The current law states that shops over three thousand square feet can only open from 1pm.

Retail NI, which represents small business, welcomed the decision.

It's chief executive, Glyn Roberts, attended yesterday's meeting and urged the committee not to approve the proposal.

He called for a "weekend summit" to come up with a strategy on boosting trade on Saturdays and Sundays.

"This would have given a further unfair competitive advantage to large supermarkets, and disadvantaged local small shops whose Sunday morning trade is vital for their survival," he said.

"It puts down an important marker to the other 10 councils not to consider relaxing Sunday trading through the back door of Resort status."
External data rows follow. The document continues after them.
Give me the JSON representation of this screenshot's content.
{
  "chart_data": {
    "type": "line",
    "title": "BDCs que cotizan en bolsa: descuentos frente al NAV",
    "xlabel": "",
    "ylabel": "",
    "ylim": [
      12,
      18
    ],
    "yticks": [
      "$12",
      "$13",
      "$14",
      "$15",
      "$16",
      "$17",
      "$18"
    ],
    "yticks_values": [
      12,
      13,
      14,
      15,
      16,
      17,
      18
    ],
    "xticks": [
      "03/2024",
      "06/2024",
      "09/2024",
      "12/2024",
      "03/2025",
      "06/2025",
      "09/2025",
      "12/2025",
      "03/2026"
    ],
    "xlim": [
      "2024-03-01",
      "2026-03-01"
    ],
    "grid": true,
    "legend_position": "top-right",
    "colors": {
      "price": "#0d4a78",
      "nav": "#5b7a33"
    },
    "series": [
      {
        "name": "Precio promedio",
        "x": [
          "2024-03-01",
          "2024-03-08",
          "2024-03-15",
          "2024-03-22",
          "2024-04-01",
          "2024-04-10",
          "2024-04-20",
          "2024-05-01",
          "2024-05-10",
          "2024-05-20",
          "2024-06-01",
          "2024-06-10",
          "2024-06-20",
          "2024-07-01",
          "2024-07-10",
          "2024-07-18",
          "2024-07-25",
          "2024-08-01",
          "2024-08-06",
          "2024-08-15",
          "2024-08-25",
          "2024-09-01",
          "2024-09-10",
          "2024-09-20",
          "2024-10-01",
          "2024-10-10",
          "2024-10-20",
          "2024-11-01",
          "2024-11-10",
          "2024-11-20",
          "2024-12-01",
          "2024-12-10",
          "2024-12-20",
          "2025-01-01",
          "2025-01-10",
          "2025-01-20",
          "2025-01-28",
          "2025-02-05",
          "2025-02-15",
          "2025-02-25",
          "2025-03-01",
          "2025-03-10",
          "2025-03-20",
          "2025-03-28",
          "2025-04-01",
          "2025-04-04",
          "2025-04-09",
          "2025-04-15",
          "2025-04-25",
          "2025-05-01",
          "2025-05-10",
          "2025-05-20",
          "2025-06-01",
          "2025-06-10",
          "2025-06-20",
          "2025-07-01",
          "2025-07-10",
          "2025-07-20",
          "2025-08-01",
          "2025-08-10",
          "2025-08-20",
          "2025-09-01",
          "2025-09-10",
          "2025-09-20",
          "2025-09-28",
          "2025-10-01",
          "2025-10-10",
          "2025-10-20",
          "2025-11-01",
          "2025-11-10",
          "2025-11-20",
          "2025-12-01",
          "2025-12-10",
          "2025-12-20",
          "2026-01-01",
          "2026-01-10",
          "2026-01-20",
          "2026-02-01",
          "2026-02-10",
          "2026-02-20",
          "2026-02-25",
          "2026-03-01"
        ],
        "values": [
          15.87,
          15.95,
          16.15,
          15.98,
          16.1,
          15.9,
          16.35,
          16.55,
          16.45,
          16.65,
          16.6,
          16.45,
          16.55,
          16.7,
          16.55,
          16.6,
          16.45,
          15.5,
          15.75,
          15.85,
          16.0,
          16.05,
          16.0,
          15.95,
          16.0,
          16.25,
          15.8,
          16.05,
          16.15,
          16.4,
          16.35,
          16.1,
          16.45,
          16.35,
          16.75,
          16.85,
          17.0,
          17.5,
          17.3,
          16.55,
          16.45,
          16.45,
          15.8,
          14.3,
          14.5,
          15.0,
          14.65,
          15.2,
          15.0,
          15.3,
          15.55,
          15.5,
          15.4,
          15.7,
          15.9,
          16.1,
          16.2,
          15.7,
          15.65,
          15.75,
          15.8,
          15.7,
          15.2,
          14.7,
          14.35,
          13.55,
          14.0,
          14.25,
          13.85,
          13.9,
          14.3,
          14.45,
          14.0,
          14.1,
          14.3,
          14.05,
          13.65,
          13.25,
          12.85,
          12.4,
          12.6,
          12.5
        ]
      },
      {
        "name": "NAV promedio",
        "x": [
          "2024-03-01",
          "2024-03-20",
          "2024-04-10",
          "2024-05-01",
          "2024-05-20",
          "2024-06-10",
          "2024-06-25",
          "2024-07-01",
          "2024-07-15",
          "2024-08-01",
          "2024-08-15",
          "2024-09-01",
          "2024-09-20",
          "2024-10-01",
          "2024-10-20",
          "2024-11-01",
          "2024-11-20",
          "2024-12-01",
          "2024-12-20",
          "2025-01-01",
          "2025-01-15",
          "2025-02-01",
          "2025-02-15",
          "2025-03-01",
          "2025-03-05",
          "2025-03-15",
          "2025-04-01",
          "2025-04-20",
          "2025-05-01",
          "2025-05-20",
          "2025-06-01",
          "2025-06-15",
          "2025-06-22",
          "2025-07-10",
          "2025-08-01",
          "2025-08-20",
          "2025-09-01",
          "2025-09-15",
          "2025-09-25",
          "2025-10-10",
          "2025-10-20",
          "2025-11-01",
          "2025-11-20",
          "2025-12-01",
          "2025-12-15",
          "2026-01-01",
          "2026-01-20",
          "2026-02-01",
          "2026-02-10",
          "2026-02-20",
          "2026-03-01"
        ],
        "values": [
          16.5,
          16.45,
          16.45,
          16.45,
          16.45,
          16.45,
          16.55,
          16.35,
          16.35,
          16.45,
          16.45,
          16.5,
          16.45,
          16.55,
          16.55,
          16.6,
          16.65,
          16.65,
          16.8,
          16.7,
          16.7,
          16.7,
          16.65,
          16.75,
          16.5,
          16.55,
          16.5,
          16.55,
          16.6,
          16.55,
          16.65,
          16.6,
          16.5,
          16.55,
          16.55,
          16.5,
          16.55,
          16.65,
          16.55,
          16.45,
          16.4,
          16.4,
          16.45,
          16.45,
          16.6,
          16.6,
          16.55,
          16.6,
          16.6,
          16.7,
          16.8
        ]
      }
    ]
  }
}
He added: "At the committee this morning, we recommended that Lord Mayor immediately convene a 'Weekend Summit' to include Retail NI, Belfast Chamber of Commerce, Usdaw and other interested groups to agree a strategy to improve the retail and hospitality offer in Belfast at the weekend for tourists and shoppers."

The Union of Shop, Distributive and Allied Workers (Usdaw) said its members were absolutely opposed to extended Sunday trading. John Hannett, Usdaw general secretary, said Sunday should remain a special day.

"The current Sunday trading arrangements are a fair compromise which has worked well for 20 years, and gives everyone a little bit of what they want," he added. "Retailers can trade, customers can shop, staff can work; whilst Sunday remains a special day, different to other days, and shop workers can spend some time with their family."